* Prices may differ from that shown
Wasabi is a Sushi fast food restaurant. According to the website, there are about 30 branches in London, mostly in the City. There are other branches across the UK, but I assume these will be located in big city centres to appeal to the lunch break crowd. The term wasabi is the name of the Japanese horseradish sauce traditionally eaten with sushi. Personally, I don't like it, so I avoid it.
I love sushi, but don't like the high prices. I work in Central London and can spend £10 in the sushi restaurants near work. Needless to say, I can't afford to eat it very often.

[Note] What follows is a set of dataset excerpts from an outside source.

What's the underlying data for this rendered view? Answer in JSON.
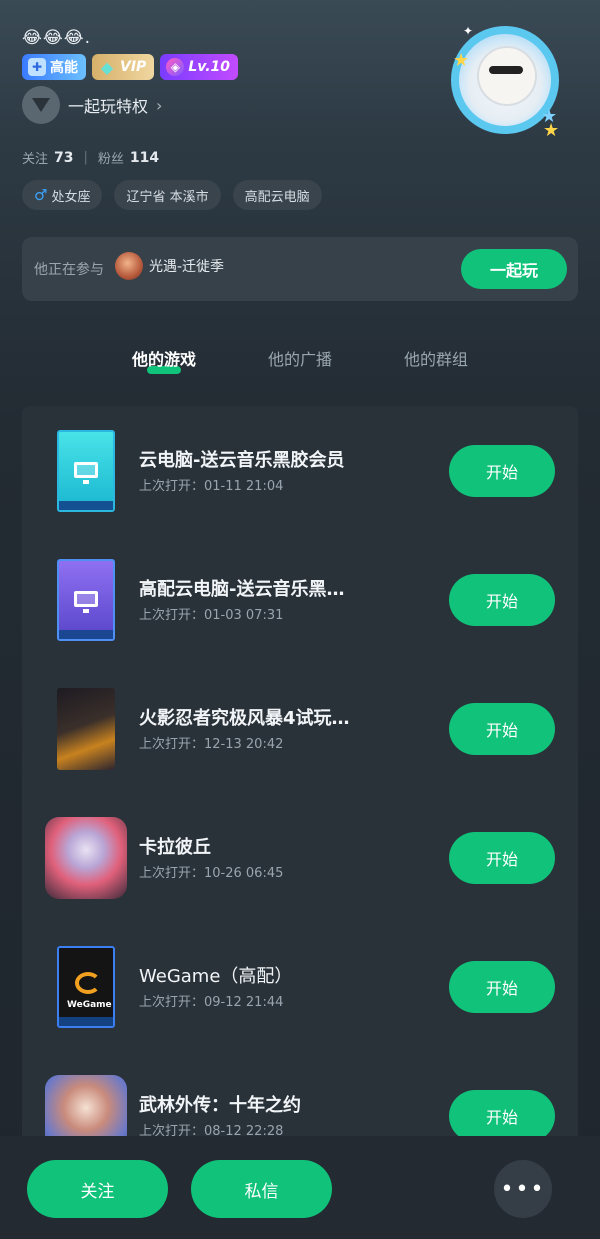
{
  "profile": {
    "emoji_name": "😂😂😂.",
    "badges": [
      {
        "label": "高能",
        "icon": "gamepad-icon"
      },
      {
        "label": "VIP",
        "icon": "diamond-icon"
      },
      {
        "label": "Lv.10",
        "icon": "level-gem-icon"
      }
    ],
    "privilege_label": "一起玩特权",
    "following_label": "关注",
    "following_count": "73",
    "followers_label": "粉丝",
    "followers_count": "114",
    "tags": [
      {
        "label": "处女座",
        "icon": "male-icon"
      },
      {
        "label": "辽宁省 本溪市"
      },
      {
        "label": "高配云电脑"
      }
    ]
  },
  "playing": {
    "label": "他正在参与",
    "game_name": "光遇-迁徙季",
    "button_label": "一起玩"
  },
  "tabs": [
    {
      "label": "他的游戏",
      "active": true
    },
    {
      "label": "他的广播",
      "active": false
    },
    {
      "label": "他的群组",
      "active": false
    }
  ],
  "games": [
    {
      "name": "云电脑-送云音乐黑胶会员",
      "last_opened": "上次打开：01-11 21:04",
      "button": "开始"
    },
    {
      "name": "高配云电脑-送云音乐黑…",
      "last_opened": "上次打开：01-03 07:31",
      "button": "开始"
    },
    {
      "name": "火影忍者究极风暴4试玩…",
      "last_opened": "上次打开：12-13 20:42",
      "button": "开始"
    },
    {
      "name": "卡拉彼丘",
      "last_opened": "上次打开：10-26 06:45",
      "button": "开始"
    },
    {
      "name": "WeGame（高配）",
      "last_opened": "上次打开：09-12 21:44",
      "button": "开始"
    },
    {
      "name": "武林外传：十年之约",
      "last_opened": "上次打开：08-12 22:28",
      "button": "开始"
    }
  ],
  "bottom": {
    "follow_label": "关注",
    "message_label": "私信",
    "more_label": "•••"
  },
  "colors": {
    "accent": "#10c27a",
    "background": "#232b33",
    "panel": "#293139"
  }
}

This is what I love about Wasabi - the prices. You can pick up ready made sets or make up you own,so you have more control of the costs.
The stores are very minimalist, there are refrigerated open units for sushi and then a hot unit for noodles and rice. If you are going for sushi, there are a number of pre made packs, alternatively, you can make up your own. They provide little trays for you to pick your own individually wrapped packs of sushi. Most are £1-£2 for two pieces and prices are clearly marked. This means you can control how much you spend and aren't stuck with something you don't like. When you go to the till, you can buy extras like sachets of soy sauce, pickled ginger and the famous wasabi. Sachets are 5p each, I believe they should be free, but you can't have everything. They also sell pre cooked boxes of noodles and rice for £5.50, as well as soup noodles and a buffet style counter for a similar price.
Many stores have a small seating area, if you want to eat in. My local store have rammed the tables into the smallest spaces possible, so if you want to eat in peace, find somewhere else, as the store is really busy, the tables are really close together and you will have people walking past you all the time.
I love the fact that I can buy individual packs of sushi for £1. I sometimes stop in for a quick snack on Tuesday home if I am feeling peckish. It is also good for newbies to sushi, who aren't sure what to try.
The only downside is the packaging. Each piece of sushi is wrapped individually, which means individually unwrapping and being surrounded by a sea of wrappers at the end. You really feel like you've earned your lunch by the time you've unwrapped all the packaging.
i bought the seaweed salad take away from Victoria station. I stopped eating it half way as I didn't feel right. 5 minutes later I threw the whole thing up. I think the edamame beans were good but the seaweed wasn't. I have had other experiences with Wasabi - too much salt instead of real seasoning and 1 other mediocre experiences. My friend has a similar feeling which is a shame. Japanese tend to pride themselves on quality and do value the freshness of food. I am not sure about Wasabi.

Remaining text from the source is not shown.